LA PAZIENZA DI ASPETTARE
Questa consapevolezza gli ha dato una mano dopo un primo set gettato dalla finestra. Era partito alla grande, 3-0 e palla del 4-0 sciupata con ingenuità. Perdere il primo set in quel modo avrebbe potuto essere letale. Invece Simone ha portato avanti il suo disegno tattico, mantenendo quel concetto di “ordine” tanto caro ai coach. Ha vinto (bene) il secondo e il terzo set, poi ha tirato il fiato nel quarto sapendo che nel quinto si sarebbe giocato molto. Il terzo turno a Wimbledon, 90 punti ATP, 71.000 pounds ma soprattutto un pezzo di futuro. Ha continuato a servire alla grande, senza più concedere nulla. Le certezze al servizio gli hanno permesso di giocare più tranquillo nei punti di risposta. Se c’è una dote che non gli manca, beh, è proprio la pazienza. E all’undicesimo game sono arrivati gli errori di Kohlschreiber. Ormai era fatta. Nemmeno un doppio fallo al primo matchpoint ha messo paura a Simone.
LUCKY SIMO
E l’urlo finale non è stato liberatorio, ma consapevole.

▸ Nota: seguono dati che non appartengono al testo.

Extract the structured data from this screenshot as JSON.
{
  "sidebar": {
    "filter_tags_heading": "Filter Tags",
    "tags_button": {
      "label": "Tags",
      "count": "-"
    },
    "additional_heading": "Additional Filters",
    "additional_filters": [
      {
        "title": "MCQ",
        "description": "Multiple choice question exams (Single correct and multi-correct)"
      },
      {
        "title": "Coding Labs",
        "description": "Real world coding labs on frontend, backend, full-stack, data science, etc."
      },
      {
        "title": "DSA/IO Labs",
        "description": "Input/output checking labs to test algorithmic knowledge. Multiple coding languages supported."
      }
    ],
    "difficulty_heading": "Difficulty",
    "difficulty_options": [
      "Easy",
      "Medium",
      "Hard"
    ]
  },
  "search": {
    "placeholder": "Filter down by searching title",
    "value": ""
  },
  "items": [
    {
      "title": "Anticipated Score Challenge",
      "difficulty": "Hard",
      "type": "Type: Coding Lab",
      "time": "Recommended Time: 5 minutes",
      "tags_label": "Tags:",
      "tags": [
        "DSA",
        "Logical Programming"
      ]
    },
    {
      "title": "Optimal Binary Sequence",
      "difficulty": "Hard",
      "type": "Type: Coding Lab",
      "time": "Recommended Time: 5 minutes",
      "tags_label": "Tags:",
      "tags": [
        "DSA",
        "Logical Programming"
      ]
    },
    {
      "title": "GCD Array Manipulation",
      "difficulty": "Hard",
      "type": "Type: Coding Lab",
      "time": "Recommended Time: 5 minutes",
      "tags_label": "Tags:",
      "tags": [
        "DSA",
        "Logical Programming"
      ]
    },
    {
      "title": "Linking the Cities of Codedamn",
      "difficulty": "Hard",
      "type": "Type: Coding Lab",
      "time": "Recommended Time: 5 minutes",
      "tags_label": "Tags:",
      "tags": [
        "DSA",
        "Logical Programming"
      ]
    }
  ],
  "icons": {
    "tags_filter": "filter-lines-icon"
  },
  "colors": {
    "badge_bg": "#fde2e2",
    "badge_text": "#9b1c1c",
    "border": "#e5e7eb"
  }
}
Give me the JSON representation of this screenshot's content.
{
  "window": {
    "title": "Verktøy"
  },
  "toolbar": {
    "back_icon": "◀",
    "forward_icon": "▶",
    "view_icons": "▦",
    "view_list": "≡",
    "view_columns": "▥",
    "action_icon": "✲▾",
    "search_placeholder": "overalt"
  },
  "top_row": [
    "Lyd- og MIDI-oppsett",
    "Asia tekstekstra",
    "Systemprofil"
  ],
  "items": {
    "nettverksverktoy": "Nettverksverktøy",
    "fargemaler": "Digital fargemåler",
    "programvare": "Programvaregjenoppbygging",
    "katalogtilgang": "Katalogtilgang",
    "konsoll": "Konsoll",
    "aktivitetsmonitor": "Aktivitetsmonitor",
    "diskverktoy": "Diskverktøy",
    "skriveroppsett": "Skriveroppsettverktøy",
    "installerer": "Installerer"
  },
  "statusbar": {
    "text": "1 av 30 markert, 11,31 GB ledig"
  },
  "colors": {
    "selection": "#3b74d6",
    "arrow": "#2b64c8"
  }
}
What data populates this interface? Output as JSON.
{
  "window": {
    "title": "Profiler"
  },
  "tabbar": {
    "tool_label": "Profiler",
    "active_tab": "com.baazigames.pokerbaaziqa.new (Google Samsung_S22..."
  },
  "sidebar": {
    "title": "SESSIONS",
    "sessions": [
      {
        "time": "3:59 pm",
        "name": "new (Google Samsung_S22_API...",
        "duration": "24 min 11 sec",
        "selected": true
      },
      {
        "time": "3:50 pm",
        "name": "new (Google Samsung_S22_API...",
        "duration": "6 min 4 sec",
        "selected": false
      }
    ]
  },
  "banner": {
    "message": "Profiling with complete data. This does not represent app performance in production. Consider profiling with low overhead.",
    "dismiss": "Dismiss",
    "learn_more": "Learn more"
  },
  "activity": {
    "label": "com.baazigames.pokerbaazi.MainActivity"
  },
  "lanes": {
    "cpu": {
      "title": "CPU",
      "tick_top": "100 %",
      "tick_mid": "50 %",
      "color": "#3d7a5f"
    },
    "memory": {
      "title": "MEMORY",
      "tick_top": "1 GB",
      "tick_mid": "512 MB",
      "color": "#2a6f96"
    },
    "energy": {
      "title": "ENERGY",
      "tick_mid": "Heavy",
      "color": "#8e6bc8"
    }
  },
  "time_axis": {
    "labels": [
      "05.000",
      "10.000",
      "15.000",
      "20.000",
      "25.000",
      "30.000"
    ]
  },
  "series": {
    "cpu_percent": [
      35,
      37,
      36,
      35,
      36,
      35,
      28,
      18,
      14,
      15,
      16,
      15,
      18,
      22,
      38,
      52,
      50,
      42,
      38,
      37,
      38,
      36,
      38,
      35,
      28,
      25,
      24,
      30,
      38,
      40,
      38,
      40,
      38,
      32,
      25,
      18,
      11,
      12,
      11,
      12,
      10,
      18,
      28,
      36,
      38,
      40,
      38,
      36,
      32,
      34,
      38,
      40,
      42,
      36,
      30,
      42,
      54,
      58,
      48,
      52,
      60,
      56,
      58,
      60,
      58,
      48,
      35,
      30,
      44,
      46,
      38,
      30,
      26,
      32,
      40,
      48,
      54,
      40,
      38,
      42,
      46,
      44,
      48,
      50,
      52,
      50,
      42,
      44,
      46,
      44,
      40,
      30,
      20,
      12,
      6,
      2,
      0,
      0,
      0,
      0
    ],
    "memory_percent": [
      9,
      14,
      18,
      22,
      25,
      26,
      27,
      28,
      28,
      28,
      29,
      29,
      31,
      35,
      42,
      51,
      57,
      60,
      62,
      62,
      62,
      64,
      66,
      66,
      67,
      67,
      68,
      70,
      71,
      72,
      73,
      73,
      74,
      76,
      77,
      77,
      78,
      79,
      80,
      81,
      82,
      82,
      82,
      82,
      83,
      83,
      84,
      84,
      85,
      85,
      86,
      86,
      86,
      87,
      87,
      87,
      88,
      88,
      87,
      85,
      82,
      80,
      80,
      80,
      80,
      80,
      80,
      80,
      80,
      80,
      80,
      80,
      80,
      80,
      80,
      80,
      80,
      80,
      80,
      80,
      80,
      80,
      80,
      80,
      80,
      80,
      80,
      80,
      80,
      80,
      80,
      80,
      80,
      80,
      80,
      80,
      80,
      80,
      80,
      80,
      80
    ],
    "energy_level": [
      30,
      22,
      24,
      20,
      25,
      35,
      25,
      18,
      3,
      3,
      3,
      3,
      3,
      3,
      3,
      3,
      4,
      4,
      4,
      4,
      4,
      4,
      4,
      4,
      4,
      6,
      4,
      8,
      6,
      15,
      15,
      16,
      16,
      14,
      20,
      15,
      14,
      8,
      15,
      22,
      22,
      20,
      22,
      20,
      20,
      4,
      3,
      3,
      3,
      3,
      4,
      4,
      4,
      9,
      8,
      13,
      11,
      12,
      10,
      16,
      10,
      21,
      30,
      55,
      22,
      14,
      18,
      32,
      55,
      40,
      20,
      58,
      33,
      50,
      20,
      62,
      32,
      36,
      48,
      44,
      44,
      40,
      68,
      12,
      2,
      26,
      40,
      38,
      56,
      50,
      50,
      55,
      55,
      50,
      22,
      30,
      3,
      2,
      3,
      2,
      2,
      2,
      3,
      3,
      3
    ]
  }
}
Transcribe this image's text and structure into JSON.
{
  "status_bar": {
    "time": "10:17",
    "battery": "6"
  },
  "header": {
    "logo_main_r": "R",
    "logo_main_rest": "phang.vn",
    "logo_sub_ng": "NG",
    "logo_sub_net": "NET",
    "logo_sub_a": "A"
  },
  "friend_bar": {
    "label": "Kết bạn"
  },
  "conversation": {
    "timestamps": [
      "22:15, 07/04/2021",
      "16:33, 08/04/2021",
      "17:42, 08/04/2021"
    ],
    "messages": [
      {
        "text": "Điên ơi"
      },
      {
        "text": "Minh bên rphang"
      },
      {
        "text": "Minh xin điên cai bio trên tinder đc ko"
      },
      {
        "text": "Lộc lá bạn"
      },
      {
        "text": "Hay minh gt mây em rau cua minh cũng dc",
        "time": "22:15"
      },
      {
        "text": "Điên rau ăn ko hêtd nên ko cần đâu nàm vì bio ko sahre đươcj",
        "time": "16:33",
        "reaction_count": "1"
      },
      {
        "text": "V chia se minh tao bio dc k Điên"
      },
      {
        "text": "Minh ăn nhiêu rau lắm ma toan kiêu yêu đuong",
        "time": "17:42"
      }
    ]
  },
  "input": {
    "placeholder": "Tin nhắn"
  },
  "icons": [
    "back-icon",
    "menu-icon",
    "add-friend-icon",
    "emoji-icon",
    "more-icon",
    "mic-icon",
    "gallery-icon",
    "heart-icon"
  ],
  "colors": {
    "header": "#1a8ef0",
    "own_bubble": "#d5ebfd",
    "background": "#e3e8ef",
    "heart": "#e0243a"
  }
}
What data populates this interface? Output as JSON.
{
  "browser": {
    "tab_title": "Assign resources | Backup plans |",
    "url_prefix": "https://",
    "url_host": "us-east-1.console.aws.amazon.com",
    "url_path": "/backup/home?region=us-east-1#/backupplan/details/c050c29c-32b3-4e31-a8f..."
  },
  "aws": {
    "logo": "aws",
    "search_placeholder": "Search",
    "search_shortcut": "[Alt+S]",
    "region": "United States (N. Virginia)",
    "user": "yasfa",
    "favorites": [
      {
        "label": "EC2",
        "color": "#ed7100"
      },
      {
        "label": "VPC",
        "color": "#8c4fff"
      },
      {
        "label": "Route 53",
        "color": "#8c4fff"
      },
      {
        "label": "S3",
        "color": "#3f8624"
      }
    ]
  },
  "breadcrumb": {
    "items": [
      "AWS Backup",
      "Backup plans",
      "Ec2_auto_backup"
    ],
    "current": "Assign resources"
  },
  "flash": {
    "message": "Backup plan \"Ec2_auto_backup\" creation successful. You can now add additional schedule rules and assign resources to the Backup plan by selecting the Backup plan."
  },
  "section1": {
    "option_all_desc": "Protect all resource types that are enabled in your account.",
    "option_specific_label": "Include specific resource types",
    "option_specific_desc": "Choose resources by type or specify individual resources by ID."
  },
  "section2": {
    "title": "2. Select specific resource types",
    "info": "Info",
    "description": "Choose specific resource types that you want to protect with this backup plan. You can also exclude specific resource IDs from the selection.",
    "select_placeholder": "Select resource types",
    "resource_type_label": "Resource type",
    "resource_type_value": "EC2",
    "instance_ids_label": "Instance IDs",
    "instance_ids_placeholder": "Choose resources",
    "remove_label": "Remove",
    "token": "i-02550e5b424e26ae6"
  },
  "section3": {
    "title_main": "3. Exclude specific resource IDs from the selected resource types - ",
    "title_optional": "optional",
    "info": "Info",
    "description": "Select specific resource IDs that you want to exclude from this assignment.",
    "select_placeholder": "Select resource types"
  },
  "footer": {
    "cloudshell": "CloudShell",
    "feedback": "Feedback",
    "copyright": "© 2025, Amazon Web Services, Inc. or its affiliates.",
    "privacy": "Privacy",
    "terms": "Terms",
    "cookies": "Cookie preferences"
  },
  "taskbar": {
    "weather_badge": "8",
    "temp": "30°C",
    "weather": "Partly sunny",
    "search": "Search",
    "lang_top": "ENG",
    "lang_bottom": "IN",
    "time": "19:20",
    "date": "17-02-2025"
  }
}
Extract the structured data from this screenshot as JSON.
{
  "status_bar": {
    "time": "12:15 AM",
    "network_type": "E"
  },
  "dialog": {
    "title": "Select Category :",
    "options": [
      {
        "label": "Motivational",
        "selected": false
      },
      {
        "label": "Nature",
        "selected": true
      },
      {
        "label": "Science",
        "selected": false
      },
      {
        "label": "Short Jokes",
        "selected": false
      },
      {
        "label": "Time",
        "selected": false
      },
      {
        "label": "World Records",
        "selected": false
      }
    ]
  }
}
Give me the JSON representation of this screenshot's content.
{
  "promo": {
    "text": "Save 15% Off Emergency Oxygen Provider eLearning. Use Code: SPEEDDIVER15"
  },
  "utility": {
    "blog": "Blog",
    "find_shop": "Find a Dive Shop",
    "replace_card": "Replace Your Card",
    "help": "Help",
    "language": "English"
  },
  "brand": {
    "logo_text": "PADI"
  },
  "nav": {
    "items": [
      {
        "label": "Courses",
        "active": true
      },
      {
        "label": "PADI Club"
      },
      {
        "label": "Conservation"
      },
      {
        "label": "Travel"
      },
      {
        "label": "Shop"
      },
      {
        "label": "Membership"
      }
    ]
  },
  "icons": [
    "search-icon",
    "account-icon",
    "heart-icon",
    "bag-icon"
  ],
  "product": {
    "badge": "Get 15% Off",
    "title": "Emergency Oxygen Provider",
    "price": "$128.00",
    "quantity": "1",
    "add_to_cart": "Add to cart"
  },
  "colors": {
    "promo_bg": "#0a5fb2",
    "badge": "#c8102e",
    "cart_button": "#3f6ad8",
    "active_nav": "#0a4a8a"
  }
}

Consapevole di una classifica che già lo vede intorno al numero 110 ATP, senza punti da difendere fino a gennaio. Consapevole che le sue armi non le hanno in tanti. Consapevole che il meglio, forse, deve ancora venire. Per lui, classe 1985, è fonte di ispirazione vedere almeno una quarantina di giocatori più anziani che gli stanno davanti in classifica. La maturità, unita a serenità e consapevolezza, può tornargli molto utile. E c’è una semifinale di Davis che potrebbe riscoprirlo protagonista. Il futuro immediato, tuttavia, si chiama Kei Nishikori. Avversario durissimo, reduce da un gran successo contro Denis Kudla. Secondo chi ha visto il match, il giapponese ha messo in mostra tutto quello che serve sull’erba: colpi penetranti, buon servizio, fisico tirato a lucido, volèe eleganti e mano morbida. Il giapponese è un fenomeno e sarà dura, ma la ruota di Simone è girata. Magari andrà avanti, con quel logo “LL” che gli sta portando così fortuna. Chissà che non possa emulare il gigante Dick Norman, che nel 1995 giunse negli ottavi da lucky loser, battendo addirittura Stefan Edberg. Intanto l’Italia ride: era dal 2008 che non avevamo due rappresentanti al terzo turno di Wimbledon: allora furono Andreas Seppi e lo stesso Simone. Oggi il Bole è ancora lì, insieme all’amico Fabio Fognini. Così diversi, così complementari. Speriamo che continuino ad essere vincenti.